Gearóid Ó Cuinneagáin (2 January 1910–13 June 1991) was an Irish patriotic activist. He was born on January 2, 1910 into a Catholic family living in the Protestant-dominated Stranmillis district of Belfast. Ó Cuinneagáin was an intelligent and studious youth who distinguished himself in the classroom, gaining the third place nationwide in the Irish civil service examinations in 1927 and earning matriculation to Queen's University, Belfast. He was inspired by one of his former teachers at St. Malachy's College, Patrick Lenihan, to begin taking evening classes in Irish and adopted the Irish form of his name, changing it from Gerald Cunningham to Gearóid Ó Cuinneagáin. His command of the Irish language gained him a position in 1933 as an editorial writer with the Republican weekly An tÉireannach.

In 1942, he founded a new nationalist political party in Ireland called Ailtirí na hAiséirghe, meaning "Architects of the Resurrection." The party sought to form a authoritarian Irish Christian corporatist state. Its objectives included the total revival of the Irish language across Ireland, the banning of English spoken in public, the removal of Jews from Irish society, the rejection of Partition and the installation of a Catholic-based popular autocratic system.[1] In the longer term, Ailtirí na hAiséirghe aimed to make a Fascist Ireland into a missionary-ideological state spreading its combination of totalitarian politics and Christian social principles worldwide. The party received support from politicians like Oliver J. Flanagan, Dan Breen, Ernest Blythe and James Joseph Walsh.[2] Seán Treacy,[3] the future Ceann Comhairle of Dáil Éireann, was a party member in the 1940s, as were the novelist Brian Cleeve,[4] the philosopher Terence Gray[5] and the broadcaster and author Breandán Ó hEithir.[3] Although never a member, Seán South was familiar with the group's publications.[6]

The party obtained no seats in the 1943 and 1944 general elections.
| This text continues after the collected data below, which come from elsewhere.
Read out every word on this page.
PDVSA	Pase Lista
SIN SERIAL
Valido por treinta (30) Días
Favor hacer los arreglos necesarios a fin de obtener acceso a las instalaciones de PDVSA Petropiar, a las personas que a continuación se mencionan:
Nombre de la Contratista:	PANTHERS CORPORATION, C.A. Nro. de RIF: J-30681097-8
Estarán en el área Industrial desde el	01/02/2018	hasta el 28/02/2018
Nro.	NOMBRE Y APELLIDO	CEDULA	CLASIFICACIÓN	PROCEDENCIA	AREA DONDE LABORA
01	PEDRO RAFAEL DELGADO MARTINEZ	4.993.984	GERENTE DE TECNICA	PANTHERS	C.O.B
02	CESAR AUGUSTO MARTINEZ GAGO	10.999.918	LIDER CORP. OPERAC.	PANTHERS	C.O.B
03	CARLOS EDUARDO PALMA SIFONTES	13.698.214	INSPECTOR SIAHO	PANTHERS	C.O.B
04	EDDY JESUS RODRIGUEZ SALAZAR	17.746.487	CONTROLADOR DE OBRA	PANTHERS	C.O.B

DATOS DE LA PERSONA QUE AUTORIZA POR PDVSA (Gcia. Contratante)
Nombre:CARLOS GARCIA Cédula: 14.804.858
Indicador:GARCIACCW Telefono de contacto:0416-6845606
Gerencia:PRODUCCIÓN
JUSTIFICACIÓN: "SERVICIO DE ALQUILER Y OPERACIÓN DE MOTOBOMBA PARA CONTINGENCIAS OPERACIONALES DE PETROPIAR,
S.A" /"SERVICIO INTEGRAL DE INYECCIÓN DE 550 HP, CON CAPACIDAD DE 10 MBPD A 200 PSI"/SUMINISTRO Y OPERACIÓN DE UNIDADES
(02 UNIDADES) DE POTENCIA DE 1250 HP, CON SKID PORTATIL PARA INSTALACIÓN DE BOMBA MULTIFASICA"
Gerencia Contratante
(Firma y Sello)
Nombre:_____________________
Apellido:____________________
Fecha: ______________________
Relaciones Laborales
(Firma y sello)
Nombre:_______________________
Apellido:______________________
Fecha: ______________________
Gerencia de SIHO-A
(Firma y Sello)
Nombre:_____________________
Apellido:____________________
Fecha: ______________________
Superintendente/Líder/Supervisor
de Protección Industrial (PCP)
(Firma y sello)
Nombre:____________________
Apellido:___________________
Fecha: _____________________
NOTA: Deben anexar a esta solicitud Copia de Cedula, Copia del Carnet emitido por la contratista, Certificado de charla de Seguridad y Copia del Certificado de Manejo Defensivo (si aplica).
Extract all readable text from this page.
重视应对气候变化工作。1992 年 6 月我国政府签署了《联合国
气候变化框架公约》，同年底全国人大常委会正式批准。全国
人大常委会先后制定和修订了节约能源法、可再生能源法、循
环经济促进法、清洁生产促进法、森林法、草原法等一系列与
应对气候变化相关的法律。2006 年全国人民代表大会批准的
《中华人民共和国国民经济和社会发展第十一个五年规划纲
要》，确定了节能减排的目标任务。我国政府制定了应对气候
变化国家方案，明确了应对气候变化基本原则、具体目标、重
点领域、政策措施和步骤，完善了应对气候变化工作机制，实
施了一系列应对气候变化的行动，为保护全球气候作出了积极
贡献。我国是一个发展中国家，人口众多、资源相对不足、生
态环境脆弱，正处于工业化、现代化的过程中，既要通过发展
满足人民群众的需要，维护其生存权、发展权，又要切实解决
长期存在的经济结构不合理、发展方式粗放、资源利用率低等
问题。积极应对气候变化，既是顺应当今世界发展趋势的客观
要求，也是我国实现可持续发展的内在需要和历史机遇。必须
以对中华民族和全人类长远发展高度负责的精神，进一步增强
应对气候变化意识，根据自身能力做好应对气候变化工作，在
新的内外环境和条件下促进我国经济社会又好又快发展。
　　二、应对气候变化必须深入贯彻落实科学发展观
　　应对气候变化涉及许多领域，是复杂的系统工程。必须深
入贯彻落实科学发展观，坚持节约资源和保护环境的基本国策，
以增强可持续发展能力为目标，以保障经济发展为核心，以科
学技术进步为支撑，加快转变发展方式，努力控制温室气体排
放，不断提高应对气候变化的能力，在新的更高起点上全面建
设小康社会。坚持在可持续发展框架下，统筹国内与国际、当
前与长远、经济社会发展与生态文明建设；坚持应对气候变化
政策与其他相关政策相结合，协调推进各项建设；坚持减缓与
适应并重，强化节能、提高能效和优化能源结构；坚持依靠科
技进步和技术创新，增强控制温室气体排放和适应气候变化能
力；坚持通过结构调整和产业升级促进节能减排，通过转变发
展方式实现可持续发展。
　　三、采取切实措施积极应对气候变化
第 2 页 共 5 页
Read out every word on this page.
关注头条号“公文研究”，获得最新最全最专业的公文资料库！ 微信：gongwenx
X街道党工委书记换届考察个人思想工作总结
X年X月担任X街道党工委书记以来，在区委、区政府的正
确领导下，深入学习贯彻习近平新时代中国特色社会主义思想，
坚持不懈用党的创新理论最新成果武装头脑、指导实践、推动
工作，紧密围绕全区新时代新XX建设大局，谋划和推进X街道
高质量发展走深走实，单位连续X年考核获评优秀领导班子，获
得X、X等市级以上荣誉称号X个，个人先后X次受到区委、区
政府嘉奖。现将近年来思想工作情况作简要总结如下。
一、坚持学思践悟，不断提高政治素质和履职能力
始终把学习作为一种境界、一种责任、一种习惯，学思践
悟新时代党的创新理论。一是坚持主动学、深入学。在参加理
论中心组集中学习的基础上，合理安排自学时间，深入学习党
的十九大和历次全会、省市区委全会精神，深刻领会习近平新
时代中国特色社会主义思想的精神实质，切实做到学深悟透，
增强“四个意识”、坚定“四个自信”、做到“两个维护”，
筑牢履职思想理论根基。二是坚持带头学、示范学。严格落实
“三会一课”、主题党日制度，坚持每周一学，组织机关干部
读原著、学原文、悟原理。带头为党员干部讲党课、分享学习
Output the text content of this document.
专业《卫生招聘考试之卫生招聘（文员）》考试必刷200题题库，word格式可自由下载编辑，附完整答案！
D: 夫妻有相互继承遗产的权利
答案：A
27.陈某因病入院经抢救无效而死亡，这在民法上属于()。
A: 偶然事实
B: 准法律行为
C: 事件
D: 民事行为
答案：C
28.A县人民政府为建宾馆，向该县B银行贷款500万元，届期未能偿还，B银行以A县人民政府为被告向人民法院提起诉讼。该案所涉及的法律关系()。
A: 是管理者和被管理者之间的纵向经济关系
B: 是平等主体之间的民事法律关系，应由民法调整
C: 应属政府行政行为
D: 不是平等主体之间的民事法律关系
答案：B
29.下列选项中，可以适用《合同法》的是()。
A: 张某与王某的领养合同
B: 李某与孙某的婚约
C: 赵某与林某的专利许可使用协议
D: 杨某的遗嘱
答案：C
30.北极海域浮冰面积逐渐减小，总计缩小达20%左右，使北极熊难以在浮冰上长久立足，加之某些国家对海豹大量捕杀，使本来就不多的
In the 1945 local government elections, however, Aiséirghe candidates won nine seats (out of 31 contested), gaining a total of more than 11,000 first-preference votes. In the party's weekly newspaper, Aiséirí, Ó Cuinneagáin expressed the political views of Ailtirí na hAiséirghe, and spoke against the many hypocritical politicians of Ireland. He sought an "Éire—shaor, Ghaelach, agus fhíor-Chríostúil" ('Ireland—Free, Gaelic, and Truly Christian'). Ailtirí na hAiséirghe held its last formal meeting in 1958, though the party newspaper continued to appear until the early 1970s. Ó Cuinneagáin had some involvement with the business affairs, and his publishing business called Cló Grianréime. He married Síle Ní Chochláin in 1945 and had six children. He died on June 13, 1991.

Notes

  1. Political parties in the Republic of Ireland by Michael Gallagher. Manchester University Press ND, 1985, ISBN 0-7190-1742-4, (p.107-9).
  2. Eoin O'Duffy, Fearghal McGarry
  3. 3.0 3.1 Douglas (2009), p. 250
  4. Douglas (2009), p. 163
  5. Douglas (2009), pp. 154-5
  6. Douglas 2009, pp. 285-7

Further reading

  • Douglas, R. M. Architects of the Resurrection: Ailtirí na hAiséirghe and the Fascist 'New Order' in Ireland. Manchester: Manchester University Press, 2007 ISBN 978-0-7190-7998-6
  • Mac Aonghusa, P. Ar Son na Gaeilge: Conradh na Gaeilge, 1893-1993. Baile Átha Cliath: Conradh na Gaeilge, 1993.